Differentiation between Unstable Angina, NSTEMI, and STEMI

  • Unstable angina: no ST elevation and no cardiac markers.
  • NSTEMI: no ST elevation but cardiac markers are elevated.
  • STEMI: ST elevation and cardiac markers are elevated.

Myocardial Infarction (MI)

  • Anterior MI: blockage in the left anterior descending artery, most common type, ST elevation in chest leads V1 to V4.
  • Lateral MI: blockage in the left circumflex artery, ST elevation in lateral leads V5, V6, aVL, and lead I.
  • Inferior MI: blockage in the right coronary artery, ST elevation in aVF, lead II, and lead III; often presents with heart failure with bradycardia and AV block.
  • Posterior MI: ST elevation from V1 to V6 in addition to V7, V8, and V9 (back leads).

Criteria for ST elevation

  • More than 1 mm in limb leads.
  • More than 2 mm in chest leads.

ECG Changes in Order

  • Hyper acute T wave (tall T wave).
  • Elevation of ST wave.
  • T wave inversion.
  • Formation of pathological Q wave (indicates an old infarct).

Cardiac Markers

  • Myoglobin is the first to rise.
  • Troponin is the most sensitive but drops in 7 to 10 days.
  • CK-MB is used to detect re-infarction because it drops rapidly (in 3 to 5 days).

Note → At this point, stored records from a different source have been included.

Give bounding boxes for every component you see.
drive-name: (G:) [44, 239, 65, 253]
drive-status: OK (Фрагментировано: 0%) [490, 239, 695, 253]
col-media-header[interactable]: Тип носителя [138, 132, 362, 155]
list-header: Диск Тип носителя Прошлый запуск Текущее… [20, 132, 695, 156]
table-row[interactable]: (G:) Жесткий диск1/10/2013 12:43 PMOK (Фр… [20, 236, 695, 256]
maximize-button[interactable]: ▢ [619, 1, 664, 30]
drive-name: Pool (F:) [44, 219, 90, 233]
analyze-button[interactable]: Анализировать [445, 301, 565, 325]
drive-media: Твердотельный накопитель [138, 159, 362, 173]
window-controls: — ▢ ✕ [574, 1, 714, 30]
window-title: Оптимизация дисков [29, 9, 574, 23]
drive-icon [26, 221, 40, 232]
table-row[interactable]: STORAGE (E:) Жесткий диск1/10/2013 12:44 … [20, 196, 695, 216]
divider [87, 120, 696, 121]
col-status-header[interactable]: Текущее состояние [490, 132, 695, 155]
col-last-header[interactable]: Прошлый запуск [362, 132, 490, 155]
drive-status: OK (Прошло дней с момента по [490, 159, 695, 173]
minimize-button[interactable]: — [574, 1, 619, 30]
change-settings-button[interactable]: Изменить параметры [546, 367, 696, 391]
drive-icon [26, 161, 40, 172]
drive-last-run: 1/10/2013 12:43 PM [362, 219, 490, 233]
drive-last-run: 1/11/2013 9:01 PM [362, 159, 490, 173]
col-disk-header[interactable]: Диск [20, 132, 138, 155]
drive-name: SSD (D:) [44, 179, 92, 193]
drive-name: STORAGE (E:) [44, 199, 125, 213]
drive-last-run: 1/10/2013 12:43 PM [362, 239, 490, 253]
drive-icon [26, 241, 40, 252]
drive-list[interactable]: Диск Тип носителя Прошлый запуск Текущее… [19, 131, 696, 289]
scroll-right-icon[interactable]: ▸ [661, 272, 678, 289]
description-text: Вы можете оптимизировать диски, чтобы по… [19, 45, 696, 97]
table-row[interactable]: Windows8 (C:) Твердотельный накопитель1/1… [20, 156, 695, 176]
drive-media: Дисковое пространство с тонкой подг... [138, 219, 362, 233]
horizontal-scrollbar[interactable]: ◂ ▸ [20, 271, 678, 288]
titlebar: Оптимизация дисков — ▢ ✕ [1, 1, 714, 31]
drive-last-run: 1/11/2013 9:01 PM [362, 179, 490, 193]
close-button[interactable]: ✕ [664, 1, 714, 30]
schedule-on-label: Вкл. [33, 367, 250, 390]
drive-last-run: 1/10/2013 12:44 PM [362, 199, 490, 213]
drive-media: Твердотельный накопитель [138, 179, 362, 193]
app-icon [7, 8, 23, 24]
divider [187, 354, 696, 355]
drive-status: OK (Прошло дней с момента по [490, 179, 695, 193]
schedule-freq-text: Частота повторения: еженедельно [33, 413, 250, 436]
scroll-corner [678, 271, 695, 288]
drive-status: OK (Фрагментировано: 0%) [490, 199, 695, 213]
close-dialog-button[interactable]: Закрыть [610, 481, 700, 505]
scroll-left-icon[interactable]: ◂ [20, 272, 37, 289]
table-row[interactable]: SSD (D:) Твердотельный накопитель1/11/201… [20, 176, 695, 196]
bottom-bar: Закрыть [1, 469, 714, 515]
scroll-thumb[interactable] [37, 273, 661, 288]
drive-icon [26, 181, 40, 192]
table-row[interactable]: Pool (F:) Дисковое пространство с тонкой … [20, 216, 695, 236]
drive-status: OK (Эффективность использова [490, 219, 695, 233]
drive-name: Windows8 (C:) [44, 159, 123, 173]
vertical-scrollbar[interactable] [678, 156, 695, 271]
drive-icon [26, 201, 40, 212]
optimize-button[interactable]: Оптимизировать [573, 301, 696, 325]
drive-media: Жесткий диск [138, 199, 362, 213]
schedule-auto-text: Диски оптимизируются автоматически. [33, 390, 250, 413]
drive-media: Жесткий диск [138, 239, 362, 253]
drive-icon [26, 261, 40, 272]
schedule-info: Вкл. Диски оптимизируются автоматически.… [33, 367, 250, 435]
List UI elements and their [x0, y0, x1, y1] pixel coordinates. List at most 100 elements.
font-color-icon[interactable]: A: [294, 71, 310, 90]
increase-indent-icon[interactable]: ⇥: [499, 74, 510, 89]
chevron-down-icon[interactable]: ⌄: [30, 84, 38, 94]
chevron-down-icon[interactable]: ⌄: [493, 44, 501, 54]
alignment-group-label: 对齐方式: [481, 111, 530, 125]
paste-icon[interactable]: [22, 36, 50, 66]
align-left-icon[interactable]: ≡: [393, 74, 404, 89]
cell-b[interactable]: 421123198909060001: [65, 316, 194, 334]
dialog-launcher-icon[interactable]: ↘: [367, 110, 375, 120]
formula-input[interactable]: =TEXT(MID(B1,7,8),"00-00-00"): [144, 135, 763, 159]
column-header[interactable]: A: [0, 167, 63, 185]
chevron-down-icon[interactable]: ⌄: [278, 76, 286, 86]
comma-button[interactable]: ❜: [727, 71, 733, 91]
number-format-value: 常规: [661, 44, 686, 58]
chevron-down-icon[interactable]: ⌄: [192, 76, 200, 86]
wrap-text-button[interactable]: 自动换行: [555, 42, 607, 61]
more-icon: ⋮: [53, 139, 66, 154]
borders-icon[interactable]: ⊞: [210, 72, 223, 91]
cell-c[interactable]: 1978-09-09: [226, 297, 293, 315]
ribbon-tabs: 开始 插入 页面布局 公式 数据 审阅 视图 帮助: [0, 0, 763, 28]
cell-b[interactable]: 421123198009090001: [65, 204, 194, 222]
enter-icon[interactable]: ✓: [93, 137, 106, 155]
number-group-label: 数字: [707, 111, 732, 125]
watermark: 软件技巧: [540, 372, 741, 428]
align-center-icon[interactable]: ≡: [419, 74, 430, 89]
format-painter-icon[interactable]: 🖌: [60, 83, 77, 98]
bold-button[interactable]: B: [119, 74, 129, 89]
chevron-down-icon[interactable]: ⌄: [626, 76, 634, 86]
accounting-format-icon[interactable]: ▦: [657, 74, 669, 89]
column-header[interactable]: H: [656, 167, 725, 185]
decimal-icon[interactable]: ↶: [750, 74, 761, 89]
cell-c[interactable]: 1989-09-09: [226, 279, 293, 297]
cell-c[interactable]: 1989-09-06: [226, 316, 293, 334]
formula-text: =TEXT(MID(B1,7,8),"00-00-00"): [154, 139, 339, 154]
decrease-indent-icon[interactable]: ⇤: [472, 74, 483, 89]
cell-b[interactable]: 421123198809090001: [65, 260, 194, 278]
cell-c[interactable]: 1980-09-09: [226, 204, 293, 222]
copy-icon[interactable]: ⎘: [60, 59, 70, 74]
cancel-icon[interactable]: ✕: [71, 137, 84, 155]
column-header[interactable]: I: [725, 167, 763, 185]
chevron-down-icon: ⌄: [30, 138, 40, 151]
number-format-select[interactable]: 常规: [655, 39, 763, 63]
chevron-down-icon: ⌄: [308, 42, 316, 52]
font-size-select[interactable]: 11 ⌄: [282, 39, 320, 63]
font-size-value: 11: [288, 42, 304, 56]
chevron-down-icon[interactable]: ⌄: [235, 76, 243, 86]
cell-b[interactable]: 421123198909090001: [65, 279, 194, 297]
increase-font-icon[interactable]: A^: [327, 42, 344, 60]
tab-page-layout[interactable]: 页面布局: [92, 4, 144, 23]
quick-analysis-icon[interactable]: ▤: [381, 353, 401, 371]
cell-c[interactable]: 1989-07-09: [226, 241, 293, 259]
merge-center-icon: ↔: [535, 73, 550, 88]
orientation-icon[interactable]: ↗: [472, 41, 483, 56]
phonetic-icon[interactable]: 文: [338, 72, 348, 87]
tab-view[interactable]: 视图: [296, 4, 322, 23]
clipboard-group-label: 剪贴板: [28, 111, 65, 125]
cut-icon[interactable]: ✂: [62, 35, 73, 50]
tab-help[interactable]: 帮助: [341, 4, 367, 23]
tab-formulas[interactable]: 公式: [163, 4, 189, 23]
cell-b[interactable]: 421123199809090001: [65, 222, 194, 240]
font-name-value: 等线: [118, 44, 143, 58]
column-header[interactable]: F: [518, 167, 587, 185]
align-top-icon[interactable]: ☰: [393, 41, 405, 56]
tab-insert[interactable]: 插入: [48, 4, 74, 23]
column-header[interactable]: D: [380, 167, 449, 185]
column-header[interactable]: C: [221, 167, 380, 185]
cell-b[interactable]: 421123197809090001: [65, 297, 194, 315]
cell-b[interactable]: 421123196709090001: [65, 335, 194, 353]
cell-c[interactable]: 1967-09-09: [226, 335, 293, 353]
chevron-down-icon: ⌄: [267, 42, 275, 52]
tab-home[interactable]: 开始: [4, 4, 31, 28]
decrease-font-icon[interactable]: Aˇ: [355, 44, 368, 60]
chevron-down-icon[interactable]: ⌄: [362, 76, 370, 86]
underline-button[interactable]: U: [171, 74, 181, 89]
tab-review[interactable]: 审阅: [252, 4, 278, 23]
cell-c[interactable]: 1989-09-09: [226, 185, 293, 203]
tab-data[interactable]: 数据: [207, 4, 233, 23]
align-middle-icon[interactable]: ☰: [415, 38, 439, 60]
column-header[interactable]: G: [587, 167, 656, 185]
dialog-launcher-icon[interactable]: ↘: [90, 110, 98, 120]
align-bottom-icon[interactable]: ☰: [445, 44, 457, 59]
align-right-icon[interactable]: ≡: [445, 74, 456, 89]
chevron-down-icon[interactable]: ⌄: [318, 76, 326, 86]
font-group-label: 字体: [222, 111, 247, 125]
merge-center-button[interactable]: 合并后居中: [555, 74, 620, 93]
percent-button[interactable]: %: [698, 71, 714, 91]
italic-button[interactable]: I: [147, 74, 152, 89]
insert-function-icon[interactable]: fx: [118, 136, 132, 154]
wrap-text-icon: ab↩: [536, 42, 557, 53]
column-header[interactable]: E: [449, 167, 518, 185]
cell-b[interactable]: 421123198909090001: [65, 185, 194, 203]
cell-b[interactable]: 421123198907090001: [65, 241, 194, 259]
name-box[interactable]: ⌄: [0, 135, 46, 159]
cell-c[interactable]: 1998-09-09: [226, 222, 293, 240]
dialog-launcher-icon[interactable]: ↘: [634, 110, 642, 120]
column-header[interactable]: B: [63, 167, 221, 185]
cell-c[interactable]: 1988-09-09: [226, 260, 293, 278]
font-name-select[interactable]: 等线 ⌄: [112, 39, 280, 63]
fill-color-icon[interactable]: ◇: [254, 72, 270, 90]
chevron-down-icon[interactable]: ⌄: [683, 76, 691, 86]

Management of Acute Coronary Syndrome

Initial steps

  • Give MONA to all patients (Morphine, O2, Nitrates, and Aspirin).
  • Serial ECG and serial cardiac markers.

STEMI

  • Reperfusion therapy: PCI (ideal time is 90 minutes) or thrombolytic therapy (streptokinase or tPA, optimum time is 30 minutes).
  • Streptokinase is used once in a lifetime.

Contraindications to Thrombolytic Therapy

  • Hemorrhagic stroke (ever).
  • Ischemic stroke in previous 6 months.
  • Upper GI bleeding in previous 1 month.
  • Major trauma or surgery in previous 3 weeks.
  • Pregnancy.
  • CNS tumors.
  • Severe HTN.
  • Bleeding disorders.

No ST Elevation (NSTEMI or Unstable Angina)

  • Give MONA, then heparin.
  • Assess cardiovascular risk (according to GRACE score).
  • If high risk GRACE score; give glycoprotein II B / III A inhibitor, and do angiography in 4 days.

Discharge Medications (for all types of ACS)

  • Aspirin for life.
  • Beta Blockers for life.
  • ACEI for life.
  • Statin for life.
  • Clopidogrel: 1 month for STEMI, 1 year for NSTEMI or Unstable angina if GRACE score is more than 1.5%.